The redfish, found in abundance along the Mississippi and Louisiana coasts, is much like the catfish and will eat almost anything—dead or alive. Apparently this year, the redfish have discovered how delicious young nutria, furry creatures about one-foot long with 1-1/2-foot-long tails, are.
“As long as I have been fishing the Biloxi marsh and the waters in Louisiana and Mississippi, I’ve never seen nutria in fishes’ bellies until this fall and winter,” Darien Ladner, a guide who fishes out of Biloxi, Mississippi, and also fishes the Louisiana marshes, said.
To cross-reference this phenomenon, I contacted Captain Sonny Schindler of Shore Thing Charters in Biloxi, Mississippi. “Quite a few of our guides have noticed this same phenomenon,” Schindler explained. “Apparently, when the bull reds move inshore, they start feeding on the nutria, which burrow close to fresh and saltwater. We’ll be updating fishermen on the information we’re learning on our webpage.”
If the redfish continue to feast on young nutria, they may become the answer to controlling nutria populations all along the marshes in Mississippi and Louisiana. These 12 to 18 pound semi-aquatic rodents, originally from Argentina, destroy about 100,000 acres of wildlife-rich marshlands each year by eating the roots of the marsh grass and causing it to die. Louisiana realized it had a problem with nutria in the 1980s as fur prices declined, detrimentally impacting fur farmers who had imported the nutria.
When the price of nutria dropped below $1 each, rather than feed the animals (a nutria eats 2.5 to 3.5 pounds of food per day) that they couldn’t make a profit on, many nutria farmers opened their pens and released them. Feral populations of nutria became established in the wild, and they began to show up in the trappers’ fur harvests in the 1940s.

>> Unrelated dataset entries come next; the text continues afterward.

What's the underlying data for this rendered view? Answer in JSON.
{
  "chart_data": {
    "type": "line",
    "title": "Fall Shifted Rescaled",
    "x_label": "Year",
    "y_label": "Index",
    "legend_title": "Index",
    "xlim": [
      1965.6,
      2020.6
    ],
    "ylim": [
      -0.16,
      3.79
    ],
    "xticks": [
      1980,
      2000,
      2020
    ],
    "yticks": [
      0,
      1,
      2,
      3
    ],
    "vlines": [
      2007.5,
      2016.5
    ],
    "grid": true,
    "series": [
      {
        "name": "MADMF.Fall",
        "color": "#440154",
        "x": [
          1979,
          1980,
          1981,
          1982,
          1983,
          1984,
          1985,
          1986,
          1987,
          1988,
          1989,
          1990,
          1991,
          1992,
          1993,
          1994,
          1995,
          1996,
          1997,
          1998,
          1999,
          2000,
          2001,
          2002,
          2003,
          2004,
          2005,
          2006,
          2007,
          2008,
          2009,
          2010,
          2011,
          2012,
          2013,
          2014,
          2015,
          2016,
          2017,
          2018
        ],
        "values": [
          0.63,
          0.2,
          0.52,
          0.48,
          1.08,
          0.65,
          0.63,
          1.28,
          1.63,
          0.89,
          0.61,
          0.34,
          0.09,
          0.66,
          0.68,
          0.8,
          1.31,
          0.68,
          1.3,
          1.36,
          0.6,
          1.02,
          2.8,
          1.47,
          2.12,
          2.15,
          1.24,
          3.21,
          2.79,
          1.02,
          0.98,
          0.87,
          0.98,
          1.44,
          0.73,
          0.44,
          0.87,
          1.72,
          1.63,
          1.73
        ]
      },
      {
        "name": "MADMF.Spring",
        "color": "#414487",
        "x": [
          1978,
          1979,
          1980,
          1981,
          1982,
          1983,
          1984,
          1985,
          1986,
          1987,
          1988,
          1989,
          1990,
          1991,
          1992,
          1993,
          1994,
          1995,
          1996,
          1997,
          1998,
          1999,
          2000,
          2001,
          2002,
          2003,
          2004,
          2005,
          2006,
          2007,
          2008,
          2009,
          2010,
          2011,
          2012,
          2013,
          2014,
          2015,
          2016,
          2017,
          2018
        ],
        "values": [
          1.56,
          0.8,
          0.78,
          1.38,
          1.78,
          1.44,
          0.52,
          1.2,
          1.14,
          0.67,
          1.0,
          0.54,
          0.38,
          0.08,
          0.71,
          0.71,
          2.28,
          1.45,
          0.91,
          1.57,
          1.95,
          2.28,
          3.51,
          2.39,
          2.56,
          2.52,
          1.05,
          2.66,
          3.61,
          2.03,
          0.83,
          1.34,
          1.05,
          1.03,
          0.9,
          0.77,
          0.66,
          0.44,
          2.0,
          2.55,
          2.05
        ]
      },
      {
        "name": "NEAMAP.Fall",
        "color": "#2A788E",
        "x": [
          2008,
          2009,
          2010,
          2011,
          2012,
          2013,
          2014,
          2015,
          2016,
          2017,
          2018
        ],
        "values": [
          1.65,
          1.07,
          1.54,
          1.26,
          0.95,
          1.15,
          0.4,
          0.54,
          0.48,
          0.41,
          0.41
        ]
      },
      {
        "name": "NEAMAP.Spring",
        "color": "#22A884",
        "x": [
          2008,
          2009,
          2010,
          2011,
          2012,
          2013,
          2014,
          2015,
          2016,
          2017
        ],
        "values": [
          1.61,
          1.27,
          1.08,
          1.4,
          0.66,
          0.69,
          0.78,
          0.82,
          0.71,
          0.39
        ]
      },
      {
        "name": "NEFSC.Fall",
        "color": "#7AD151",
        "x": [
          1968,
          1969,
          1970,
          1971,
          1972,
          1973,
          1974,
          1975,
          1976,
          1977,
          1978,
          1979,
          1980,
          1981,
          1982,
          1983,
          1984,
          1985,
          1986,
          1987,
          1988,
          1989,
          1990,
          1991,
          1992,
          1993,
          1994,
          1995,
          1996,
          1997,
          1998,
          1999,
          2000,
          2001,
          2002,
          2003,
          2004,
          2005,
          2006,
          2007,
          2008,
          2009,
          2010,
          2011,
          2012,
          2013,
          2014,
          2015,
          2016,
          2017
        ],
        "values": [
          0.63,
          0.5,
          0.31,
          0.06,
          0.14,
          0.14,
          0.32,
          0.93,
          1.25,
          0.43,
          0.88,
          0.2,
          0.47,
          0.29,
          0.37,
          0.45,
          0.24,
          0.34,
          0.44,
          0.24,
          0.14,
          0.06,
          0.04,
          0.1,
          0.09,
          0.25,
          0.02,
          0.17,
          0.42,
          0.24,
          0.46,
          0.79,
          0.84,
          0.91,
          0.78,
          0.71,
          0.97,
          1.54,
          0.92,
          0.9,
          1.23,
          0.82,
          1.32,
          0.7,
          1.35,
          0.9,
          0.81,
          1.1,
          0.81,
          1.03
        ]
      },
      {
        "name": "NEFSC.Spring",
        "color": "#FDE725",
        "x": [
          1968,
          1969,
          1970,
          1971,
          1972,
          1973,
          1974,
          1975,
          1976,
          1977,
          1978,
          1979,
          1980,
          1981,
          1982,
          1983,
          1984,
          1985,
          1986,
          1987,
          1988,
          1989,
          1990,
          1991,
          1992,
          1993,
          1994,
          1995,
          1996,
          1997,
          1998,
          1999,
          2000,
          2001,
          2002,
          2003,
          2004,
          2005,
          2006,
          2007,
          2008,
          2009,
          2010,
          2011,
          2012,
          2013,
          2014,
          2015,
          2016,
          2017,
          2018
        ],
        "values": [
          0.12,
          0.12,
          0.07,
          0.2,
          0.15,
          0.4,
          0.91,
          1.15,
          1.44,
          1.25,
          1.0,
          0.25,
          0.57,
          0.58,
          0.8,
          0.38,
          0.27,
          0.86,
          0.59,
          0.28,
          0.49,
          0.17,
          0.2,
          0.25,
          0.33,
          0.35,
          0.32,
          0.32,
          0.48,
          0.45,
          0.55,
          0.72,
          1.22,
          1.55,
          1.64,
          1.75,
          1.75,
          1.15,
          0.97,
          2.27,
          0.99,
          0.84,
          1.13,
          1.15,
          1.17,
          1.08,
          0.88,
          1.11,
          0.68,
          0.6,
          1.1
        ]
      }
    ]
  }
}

Nutria have webbed back feet and prefer to live in rivers, lakes, swamps, and marshes. Nutria live in burrows that often have openings at both ends with the entrances usually positioned toward a waterway above the water level. Besides their favorite foods of marsh vegetation and shellfish, nutria also will feed on crops such as cabbage, carrots, sweet potatoes, and rice. However, nutria can survive as long as a month without food. In captivity, they can live up to 12 years.
Some of the problems associated with nutria are that they can breed any month of the year, with females producing two to three litters a year of generally two to five young each. At birth, the young have fur and opened eyes and can move about and eat vegetation within a few hours. Some landowners have introduced nutria as a cure-all for ponds choked with vegetation, but once nutria get established in a lake, their high reproductive capacity soon results in overpopulation. Nutria also cause problems by damaging levees and dikes with their burrows. But nutria do have several predators, including wild cats, red wolves, large snakes, alligators, hawks, owls, eagles, and now apparently redfish.
Unlike cattle and horses that eat the tops of the plants they graze on, nutria eat the roots. They swim along canals and waterways, devouring the roots that hold the marsh grass in the mud. Then the mud and the silt once held in place by the grass falls away and becomes sludge, ruining the spawning habitat of inshore fish.
“The nutria alone don’t create the problem,” Jeff Marks, a former biologist with Louisiana’s Wildlife and Fisheries, stated. “But once they destroy the roots that hold the soil, the marsh dirt washes away during high waters or storms. The plants are what holds the marsh together; without them we have no marsh.”
Should you ever find yourself with some nutria meat on-hand, check out this delicious recipe.
Recipe for nutria sauce picante
Clean the nutria. Cover with tenderizer and Cajun seasoning overnight. Cut meat into bite-sized pieces. Use 3 to 4 pounds of meat for the following sauce recipe.
On low heat, in a large heavy pan, slowly cook seasoned meat in 1 pound of real butter (with salt) until golden brown (about 20 minutes). Add 1 cup of chopped onions, 1 cup of chopped shallots, 1 cup of diced green bell peppers, 1 cup of diced celery, 1 teaspoon of salt, 1 teaspoon of A-1 Sauce, and 1 teaspoon of white pepper. Continue to heat on low, cooking for an additional 20 minutes.
Turn heat up to medium, add 2 cans of Ro-Tel diced green chilies and tomatoes. Stir constantly for 10 minutes. Add 1 package of instant brown gravy. Turn heat to simmer. Add 2 large cans of your favorite tomato sauce. Simmer for 30 minutes. If sauce becomes thick, thin with small amounts (1/2-cup or less) of water. Adjust salt and pepper. Serve over rice or noodles.